A trajectory is the full sequence of steps an agent took, its thoughts, tool calls, and observations. Annotating a trajectory means judging the run as a whole and marking where individual steps went wrong, with a category and a severity for each error. This is the richest form of agent evaluation and the data behind reward models and targeted debugging.
For the feature reference, see Agentic Annotation.
What you collect
- Overall outcome: success, partial success, or failure.
- Per-step judgments: for each step, was it correct, unnecessary, or wrong?
- Error categories: why a step was wrong (wrong tool, bad arguments, hallucination, looping, unsafe action…).
- Severity: how bad each error was, often weighted into a score.
Setting up trajectory evaluation
Potato's trajectory_eval type renders each step as a card and attaches a per-step error taxonomy with severity weights:
annotation_schemes:
- annotation_type: trajectory_eval
name: step_evaluation
description: "Evaluate each step for correctness and mark any errors."
steps_key: steps
error_types:
- {name: reasoning, subtypes: [logical_error, factual_error, planning_error]}
- {name: execution, subtypes: [wrong_tool, wrong_args, api_error]}
- {name: safety, subtypes: [harmful_action, data_leak, scope_violation]}
severities:
- {name: minor, weight: -1}
- {name: major, weight: -5}
- {name: critical, weight: -10}
show_score: trueThe severity weights roll up into a trajectory score, so you can rank runs and track regressions across model versions.
Designing a good error taxonomy
The taxonomy is the heart of the task.

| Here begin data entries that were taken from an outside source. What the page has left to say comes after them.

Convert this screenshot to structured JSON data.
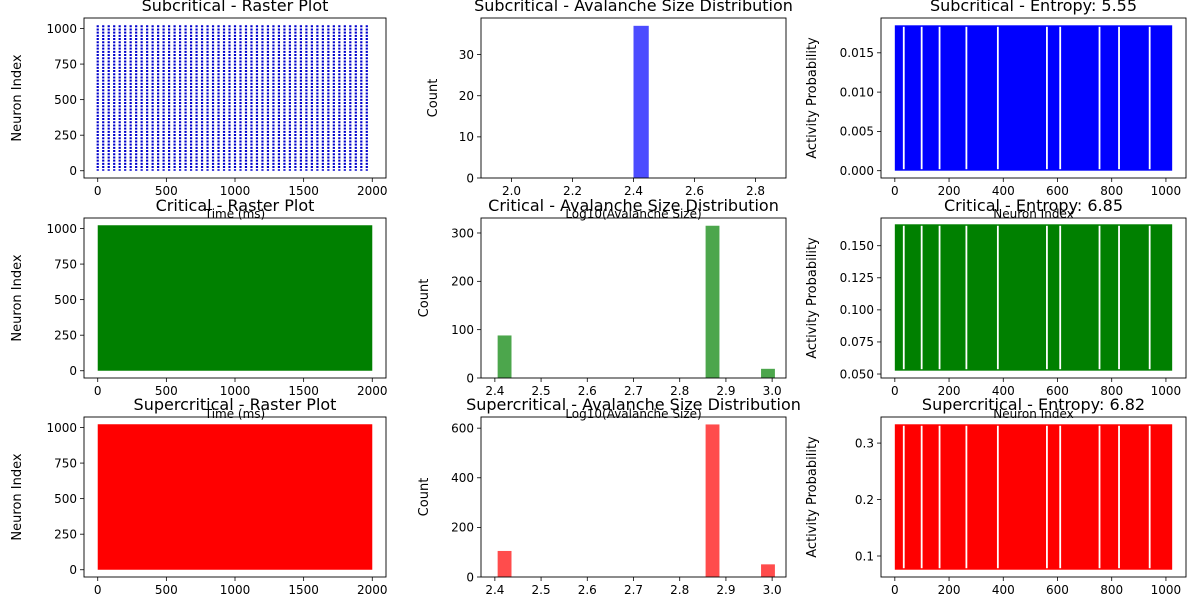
{
  "chart_data": [
    {
      "type": "raster",
      "title": "Subcritical - Raster Plot",
      "xlabel": "Time (ms)",
      "ylabel": "Neuron Index",
      "xlim": [
        -100,
        2100
      ],
      "ylim": [
        -51,
        1074
      ],
      "xticks": [
        0,
        500,
        1000,
        1500,
        2000
      ],
      "yticks": [
        0,
        250,
        500,
        750,
        1000
      ],
      "color": "#0000cc",
      "pattern": "periodic-columns",
      "column_period_ms": 40,
      "neuron_range": [
        0,
        1023
      ]
    },
    {
      "type": "bar",
      "title": "Subcritical - Avalanche Size Distribution",
      "xlabel": "Log10(Avalanche Size)",
      "ylabel": "Count",
      "xlim": [
        1.9,
        2.9
      ],
      "ylim": [
        0,
        38.9
      ],
      "xticks": [
        2.0,
        2.2,
        2.4,
        2.6,
        2.8
      ],
      "xtick_labels": [
        "2.0",
        "2.2",
        "2.4",
        "2.6",
        "2.8"
      ],
      "yticks": [
        0,
        10,
        20,
        30
      ],
      "color": "#0000ff",
      "bars": [
        {
          "x0": 2.4,
          "x1": 2.45,
          "value": 37
        }
      ]
    },
    {
      "type": "line",
      "title": "Subcritical - Entropy: 5.55",
      "xlabel": "Neuron Index",
      "ylabel": "Activity Probability",
      "xlim": [
        -51,
        1074
      ],
      "ylim": [
        -0.00093,
        0.01943
      ],
      "xticks": [
        0,
        200,
        400,
        600,
        800,
        1000
      ],
      "yticks": [
        0.0,
        0.005,
        0.01,
        0.015
      ],
      "ytick_labels": [
        "0.000",
        "0.005",
        "0.010",
        "0.015"
      ],
      "color": "#0000ff",
      "high": 0.0185,
      "low": 0.0,
      "gaps": [
        33,
        99,
        165,
        264,
        380,
        561,
        610,
        755,
        827,
        940
      ]
    },
    {
      "type": "raster",
      "title": "Critical - Raster Plot",
      "xlabel": "Time (ms)",
      "ylabel": "Neuron Index",
      "xlim": [
        -100,
        2100
      ],
      "ylim": [
        -51,
        1074
      ],
      "xticks": [
        0,
        500,
        1000,
        1500,
        2000
      ],
      "yticks": [
        0,
        250,
        500,
        750,
        1000
      ],
      "color": "#008000",
      "pattern": "dense",
      "neuron_range": [
        0,
        1023
      ]
    },
    {
      "type": "bar",
      "title": "Critical - Avalanche Size Distribution",
      "xlabel": "Log10(Avalanche Size)",
      "ylabel": "Count",
      "xlim": [
        2.37,
        3.03
      ],
      "ylim": [
        0,
        331
      ],
      "xticks": [
        2.4,
        2.5,
        2.6,
        2.7,
        2.8,
        2.9,
        3.0
      ],
      "xtick_labels": [
        "2.4",
        "2.5",
        "2.6",
        "2.7",
        "2.8",
        "2.9",
        "3.0"
      ],
      "yticks": [
        0,
        100,
        200,
        300
      ],
      "color": "#008000",
      "bars": [
        {
          "x0": 2.406,
          "x1": 2.436,
          "value": 88
        },
        {
          "x0": 2.856,
          "x1": 2.886,
          "value": 315
        },
        {
          "x0": 2.976,
          "x1": 3.006,
          "value": 19
        }
      ]
    },
    {
      "type": "line",
      "title": "Critical - Entropy: 6.85",
      "xlabel": "Neuron Index",
      "ylabel": "Activity Probability",
      "xlim": [
        -51,
        1074
      ],
      "ylim": [
        0.0469,
        0.1716
      ],
      "xticks": [
        0,
        200,
        400,
        600,
        800,
        1000
      ],
      "yticks": [
        0.05,
        0.075,
        0.1,
        0.125,
        0.15
      ],
      "ytick_labels": [
        "0.050",
        "0.075",
        "0.100",
        "0.125",
        "0.150"
      ],
      "color": "#008000",
      "high": 0.1667,
      "low": 0.0526,
      "gaps": [
        33,
        99,
        165,
        264,
        380,
        561,
        610,
        755,
        827,
        940
      ]
    },
    {
      "type": "raster",
      "title": "Supercritical - Raster Plot",
      "xlabel": "",
      "ylabel": "Neuron Index",
      "xlim": [
        -100,
        2100
      ],
      "ylim": [
        -51,
        1074
      ],
      "xticks": [
        0,
        500,
        1000,
        1500,
        2000
      ],
      "yticks": [
        0,
        250,
        500,
        750,
        1000
      ],
      "color": "#ff0000",
      "pattern": "dense",
      "neuron_range": [
        0,
        1023
      ]
    },
    {
      "type": "bar",
      "title": "Supercritical - Avalanche Size Distribution",
      "xlabel": "",
      "ylabel": "Count",
      "xlim": [
        2.37,
        3.03
      ],
      "ylim": [
        0,
        645
      ],
      "xticks": [
        2.4,
        2.5,
        2.6,
        2.7,
        2.8,
        2.9,
        3.0
      ],
      "xtick_labels": [
        "2.4",
        "2.5",
        "2.6",
        "2.7",
        "2.8",
        "2.9",
        "3.0"
      ],
      "yticks": [
        0,
        200,
        400,
        600
      ],
      "color": "#ff0000",
      "bars": [
        {
          "x0": 2.406,
          "x1": 2.436,
          "value": 105
        },
        {
          "x0": 2.856,
          "x1": 2.886,
          "value": 615
        },
        {
          "x0": 2.976,
          "x1": 3.006,
          "value": 51
        }
      ]
    },
    {
      "type": "line",
      "title": "Supercritical - Entropy: 6.82",
      "xlabel": "",
      "ylabel": "Activity Probability",
      "xlim": [
        -51,
        1074
      ],
      "ylim": [
        0.0628,
        0.3462
      ],
      "xticks": [
        0,
        200,
        400,
        600,
        800,
        1000
      ],
      "yticks": [
        0.1,
        0.2,
        0.3
      ],
      "ytick_labels": [
        "0.1",
        "0.2",
        "0.3"
      ],
      "color": "#ff0000",
      "high": 0.3333,
      "low": 0.0757,
      "gaps": [
        33,
        99,
        165,
        264,
        380,
        561,
        610,
        755,
        827,
        940
      ]
    }
  ]
}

Keep it small, exhaustive, and mutually exclusive. A practical starting set:
- Reasoning errors: wrong conclusion, ignored evidence, bad plan.

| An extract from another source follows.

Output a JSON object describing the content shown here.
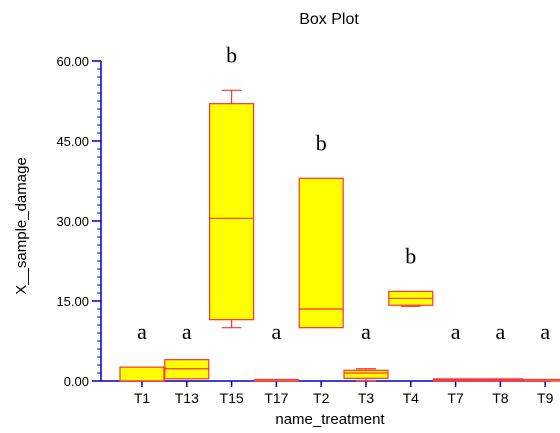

- Execution errors: wrong tool, malformed call, mishandled result.
- Safety errors: unsafe action, out-of-scope behavior, data exposure.
Add a free-text "other" so annotators aren't forced to misfile novel failures, then promote recurring "other" notes into named categories.
Quality considerations
- Agreement on step correctness is usually high; agreement on error category is lower. Measure both, see Inter-Annotator Agreement.
- Long trajectories are fatiguing; cap length or paginate.
- The "first wrong step" is often what matters most for training, see Process Reward Models.